Los tiempos cambian y con ellos los principios, las metas, los objetivos y sobre todo los valores que rigen nuestro día a día. Es por eso que para ser estatua en las ramblas, no sólo no puedes exhibi r armas aunque vayas disfrazado de Luke skywalker, si no que además debes pasar un casting y un sabio comité decidirá si mereces o no ser estatua viviente en Las Ramblas. Y es que el signo de los tiempos es intervenirlo todo, raglamentarlo todo hasta el derecho a buscarse la vida con una artística mendicidad. Estos son aquellos que tanto han hablado de la Ley de vagos y maleantes.

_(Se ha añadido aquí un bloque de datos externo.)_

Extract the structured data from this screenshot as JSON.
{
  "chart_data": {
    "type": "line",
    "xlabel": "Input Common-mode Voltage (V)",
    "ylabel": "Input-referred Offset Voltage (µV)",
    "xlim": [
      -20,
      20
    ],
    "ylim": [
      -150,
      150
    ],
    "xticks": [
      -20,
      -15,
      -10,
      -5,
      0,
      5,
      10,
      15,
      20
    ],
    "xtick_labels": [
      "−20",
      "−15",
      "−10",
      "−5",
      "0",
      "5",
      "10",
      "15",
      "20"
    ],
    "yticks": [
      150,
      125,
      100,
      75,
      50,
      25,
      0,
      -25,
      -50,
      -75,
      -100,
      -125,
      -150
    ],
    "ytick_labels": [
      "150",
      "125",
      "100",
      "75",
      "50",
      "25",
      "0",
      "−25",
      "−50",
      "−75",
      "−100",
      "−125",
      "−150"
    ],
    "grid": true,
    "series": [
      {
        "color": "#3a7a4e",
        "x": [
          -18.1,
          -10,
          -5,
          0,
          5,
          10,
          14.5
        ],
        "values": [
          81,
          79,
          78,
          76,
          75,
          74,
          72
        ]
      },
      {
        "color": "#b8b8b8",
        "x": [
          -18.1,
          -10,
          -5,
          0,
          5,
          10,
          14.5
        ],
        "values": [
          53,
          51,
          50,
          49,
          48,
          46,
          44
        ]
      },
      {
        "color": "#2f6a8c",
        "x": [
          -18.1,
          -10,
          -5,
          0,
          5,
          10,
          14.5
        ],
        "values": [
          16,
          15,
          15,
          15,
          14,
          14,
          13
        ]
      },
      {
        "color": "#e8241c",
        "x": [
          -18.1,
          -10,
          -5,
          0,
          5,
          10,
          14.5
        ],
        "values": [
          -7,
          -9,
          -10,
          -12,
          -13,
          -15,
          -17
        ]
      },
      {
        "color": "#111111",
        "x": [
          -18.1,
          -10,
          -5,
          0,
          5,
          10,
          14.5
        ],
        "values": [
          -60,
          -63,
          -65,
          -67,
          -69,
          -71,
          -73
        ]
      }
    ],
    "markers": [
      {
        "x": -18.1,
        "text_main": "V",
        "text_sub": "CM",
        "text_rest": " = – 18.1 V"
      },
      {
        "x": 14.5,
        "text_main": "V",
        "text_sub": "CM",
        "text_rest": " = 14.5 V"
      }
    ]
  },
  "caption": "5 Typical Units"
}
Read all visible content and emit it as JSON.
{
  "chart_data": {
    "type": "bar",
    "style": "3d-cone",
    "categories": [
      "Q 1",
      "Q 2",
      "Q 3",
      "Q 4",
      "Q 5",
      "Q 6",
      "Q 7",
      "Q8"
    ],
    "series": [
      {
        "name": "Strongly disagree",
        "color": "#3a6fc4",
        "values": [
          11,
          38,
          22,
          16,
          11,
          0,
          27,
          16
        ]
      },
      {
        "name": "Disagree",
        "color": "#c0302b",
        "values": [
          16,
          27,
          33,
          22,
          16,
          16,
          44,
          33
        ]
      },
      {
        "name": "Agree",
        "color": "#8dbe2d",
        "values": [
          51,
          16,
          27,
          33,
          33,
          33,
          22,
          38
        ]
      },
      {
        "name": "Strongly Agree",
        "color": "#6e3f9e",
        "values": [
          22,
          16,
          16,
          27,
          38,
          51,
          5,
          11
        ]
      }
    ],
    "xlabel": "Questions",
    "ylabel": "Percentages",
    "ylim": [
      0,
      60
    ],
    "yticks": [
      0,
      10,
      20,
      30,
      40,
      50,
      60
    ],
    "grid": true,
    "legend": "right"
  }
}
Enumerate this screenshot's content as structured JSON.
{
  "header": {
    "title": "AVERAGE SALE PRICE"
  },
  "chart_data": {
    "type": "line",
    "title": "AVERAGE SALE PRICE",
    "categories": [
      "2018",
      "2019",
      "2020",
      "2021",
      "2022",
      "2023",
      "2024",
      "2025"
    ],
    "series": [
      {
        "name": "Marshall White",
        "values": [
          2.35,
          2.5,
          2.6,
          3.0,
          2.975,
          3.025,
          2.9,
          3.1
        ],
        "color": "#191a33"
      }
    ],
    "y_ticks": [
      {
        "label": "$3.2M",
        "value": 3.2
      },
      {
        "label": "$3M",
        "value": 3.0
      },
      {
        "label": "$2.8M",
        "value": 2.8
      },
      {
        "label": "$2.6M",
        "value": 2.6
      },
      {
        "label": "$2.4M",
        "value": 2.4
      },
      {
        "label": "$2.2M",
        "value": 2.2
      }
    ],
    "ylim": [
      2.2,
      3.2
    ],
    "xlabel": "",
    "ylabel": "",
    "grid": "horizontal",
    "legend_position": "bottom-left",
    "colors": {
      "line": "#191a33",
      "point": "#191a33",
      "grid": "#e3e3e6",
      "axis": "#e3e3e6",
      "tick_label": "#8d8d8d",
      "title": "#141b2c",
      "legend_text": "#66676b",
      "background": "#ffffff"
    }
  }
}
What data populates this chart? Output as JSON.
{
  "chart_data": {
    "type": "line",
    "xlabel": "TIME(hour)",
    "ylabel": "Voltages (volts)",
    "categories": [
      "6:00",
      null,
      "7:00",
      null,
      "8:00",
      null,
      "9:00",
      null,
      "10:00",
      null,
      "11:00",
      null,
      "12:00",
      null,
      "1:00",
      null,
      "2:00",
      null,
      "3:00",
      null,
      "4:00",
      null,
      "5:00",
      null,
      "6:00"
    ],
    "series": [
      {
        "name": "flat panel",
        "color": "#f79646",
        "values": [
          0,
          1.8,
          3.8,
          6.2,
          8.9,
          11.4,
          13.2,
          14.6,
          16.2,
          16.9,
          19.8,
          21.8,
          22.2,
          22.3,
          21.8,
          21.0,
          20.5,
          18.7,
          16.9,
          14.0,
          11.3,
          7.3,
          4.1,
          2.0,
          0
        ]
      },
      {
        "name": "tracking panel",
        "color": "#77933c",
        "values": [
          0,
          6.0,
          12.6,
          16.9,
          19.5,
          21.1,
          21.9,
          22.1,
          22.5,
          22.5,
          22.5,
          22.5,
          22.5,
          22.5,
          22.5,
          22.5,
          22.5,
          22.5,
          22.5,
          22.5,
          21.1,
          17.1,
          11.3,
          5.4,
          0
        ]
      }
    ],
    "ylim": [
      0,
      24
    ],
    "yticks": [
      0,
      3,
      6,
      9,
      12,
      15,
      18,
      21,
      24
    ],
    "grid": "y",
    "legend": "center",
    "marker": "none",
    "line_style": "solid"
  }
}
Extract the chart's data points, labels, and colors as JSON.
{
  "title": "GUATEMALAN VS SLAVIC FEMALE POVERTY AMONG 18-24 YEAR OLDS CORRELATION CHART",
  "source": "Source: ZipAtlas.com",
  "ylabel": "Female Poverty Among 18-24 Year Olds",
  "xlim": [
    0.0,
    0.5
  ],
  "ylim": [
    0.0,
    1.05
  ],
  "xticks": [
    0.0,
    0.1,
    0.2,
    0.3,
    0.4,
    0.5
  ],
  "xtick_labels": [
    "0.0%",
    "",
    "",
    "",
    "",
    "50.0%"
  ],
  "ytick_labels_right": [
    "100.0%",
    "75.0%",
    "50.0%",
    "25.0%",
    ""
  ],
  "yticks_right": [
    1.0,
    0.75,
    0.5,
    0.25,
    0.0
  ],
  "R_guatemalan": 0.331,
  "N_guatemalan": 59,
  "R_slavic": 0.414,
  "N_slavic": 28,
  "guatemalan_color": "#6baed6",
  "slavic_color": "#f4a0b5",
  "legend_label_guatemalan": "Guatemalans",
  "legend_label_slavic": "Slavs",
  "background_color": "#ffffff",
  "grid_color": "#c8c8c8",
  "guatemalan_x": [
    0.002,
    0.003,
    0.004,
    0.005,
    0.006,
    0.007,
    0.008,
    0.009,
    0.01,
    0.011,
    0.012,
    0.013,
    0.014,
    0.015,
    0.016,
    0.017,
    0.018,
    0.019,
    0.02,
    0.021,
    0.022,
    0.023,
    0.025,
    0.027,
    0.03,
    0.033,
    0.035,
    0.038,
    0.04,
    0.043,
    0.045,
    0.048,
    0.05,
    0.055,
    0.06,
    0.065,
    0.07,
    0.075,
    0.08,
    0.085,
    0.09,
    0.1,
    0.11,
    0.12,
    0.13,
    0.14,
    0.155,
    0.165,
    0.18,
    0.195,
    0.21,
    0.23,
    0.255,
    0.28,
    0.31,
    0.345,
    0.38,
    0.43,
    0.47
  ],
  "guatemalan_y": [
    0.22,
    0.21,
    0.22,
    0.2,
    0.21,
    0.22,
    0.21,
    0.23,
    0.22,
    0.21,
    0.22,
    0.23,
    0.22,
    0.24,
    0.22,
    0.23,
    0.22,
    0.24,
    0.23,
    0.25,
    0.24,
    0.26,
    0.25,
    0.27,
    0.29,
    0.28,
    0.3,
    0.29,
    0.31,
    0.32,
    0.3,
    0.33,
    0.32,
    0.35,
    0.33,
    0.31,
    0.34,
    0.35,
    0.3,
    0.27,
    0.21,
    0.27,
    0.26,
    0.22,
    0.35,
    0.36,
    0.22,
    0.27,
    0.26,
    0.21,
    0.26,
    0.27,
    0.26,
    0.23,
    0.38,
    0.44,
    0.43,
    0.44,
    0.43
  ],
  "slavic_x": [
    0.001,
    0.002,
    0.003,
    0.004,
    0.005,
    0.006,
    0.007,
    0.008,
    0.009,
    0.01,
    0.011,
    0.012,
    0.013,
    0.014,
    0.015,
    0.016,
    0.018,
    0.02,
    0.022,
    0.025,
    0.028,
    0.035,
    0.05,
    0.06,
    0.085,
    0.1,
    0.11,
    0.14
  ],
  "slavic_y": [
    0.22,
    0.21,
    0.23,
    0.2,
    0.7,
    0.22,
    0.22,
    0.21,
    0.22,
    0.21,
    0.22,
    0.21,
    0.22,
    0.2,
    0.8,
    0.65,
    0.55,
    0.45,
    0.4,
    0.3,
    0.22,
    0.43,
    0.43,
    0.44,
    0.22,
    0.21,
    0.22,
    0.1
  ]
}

Los tiempos cambian y lo cambian todo, incluído la picaresca y hasta la delincuencia. Y así, de aquellos simples timadores explendidamente representados por Tony Leblanc o Antonio Ozores hemos pasado a las bandas organizadas de delincuentes y criminales de cualquier procedentes de cualquier país del nuevo mapamundi.
Y como bien relata el Sr. Pérez Reverte, de aquellos buscavidas cuyo único afán era sacarse unos cuartos para pasar el día o para financiar su pequeños o grandes vicios tenemos ahora grandes mafias cuyo objetivo es controlar todos los ámbitos del crimen organizado: mendicidad, pequeños hurtos, prostitución, juego, tráfico de drogas y armas, trata de mujeres de cualquier raza, pedofilia…donde se manejan ingentes cantidades de euros.
Pero lo que realmente echa de menos el autor y así lo refleja en casi toda su obra es la muerte del honor. Porque el honor no es (o era) algo exclusivo de la nobleza. El honor existía en todos los ámbitos de la sociedad y de forma muy especial en los bajos fondos. Existía un código de honor en los billares, en las cárceles, entre las prostitutas, entre los delincuentes, los rateros. Códigos no escritos que además se unía a un especial sentimiento de camaradería. Y esto también era común a muchas profesiones, sobre todo en aquellas donde había cierto desarraigo social y familiar: soldados, marineros, buzos, plataformas petrolíferas…Códigos dehonor y camaradería que en muchas ocasiones se concretaba en tatuajes, pendientes o patillas que expresaban el sentimiento de orgullo de pertenencia a un colectivo especial.
El individualismo y la ambición han podido con todos los códigos de honor, camaradería y orgullos de pertenencia y aquellos símbolos de ayer carecen de sentido hoy, y aquellos entrañables trileros, estafadores de poca monta del timo de la estampita o del tocomocho que sobrevivían con los tres cartones (el de arriba, el de abajo y el de Don Simón) han dado paso a violentos que forman parte de una organización mayor, que lo mismo controla a los que apalean a una familia en un adosado, que explotan a mujeres y bebés que venden pañuelos en los semáforos, que dirigen a los que roban bebidas en los supermercados, que exprimen a los del top manta o a los que menudean con drogas. Ya no son buscavidas de tasca y billar. Son los esclavos del siglo XXI que tras un día de delincuencia tienen que entregar sus ganancias a cambio de un colchón en un piso de cualquier suburbio de España compartido con otros diez o quince desgraciados dispuestos incluso a matar mañana.
Ya no quedan códigos de honor, ni camaradería, ni orgullo de pertenencia. Ni en la nobleza, ni en el trullo, ni en mesones de tropa, ni en las calles. Sólo quedan individuos bajo el princio de sálvese quien pueda, aunque para ello tengan que vender a su colega.
Aquel mismo querido por todos Tony Leblanc de los timadores ha pasado hoy a la repugnante saga de Torrente. Es el signo de los tiempos.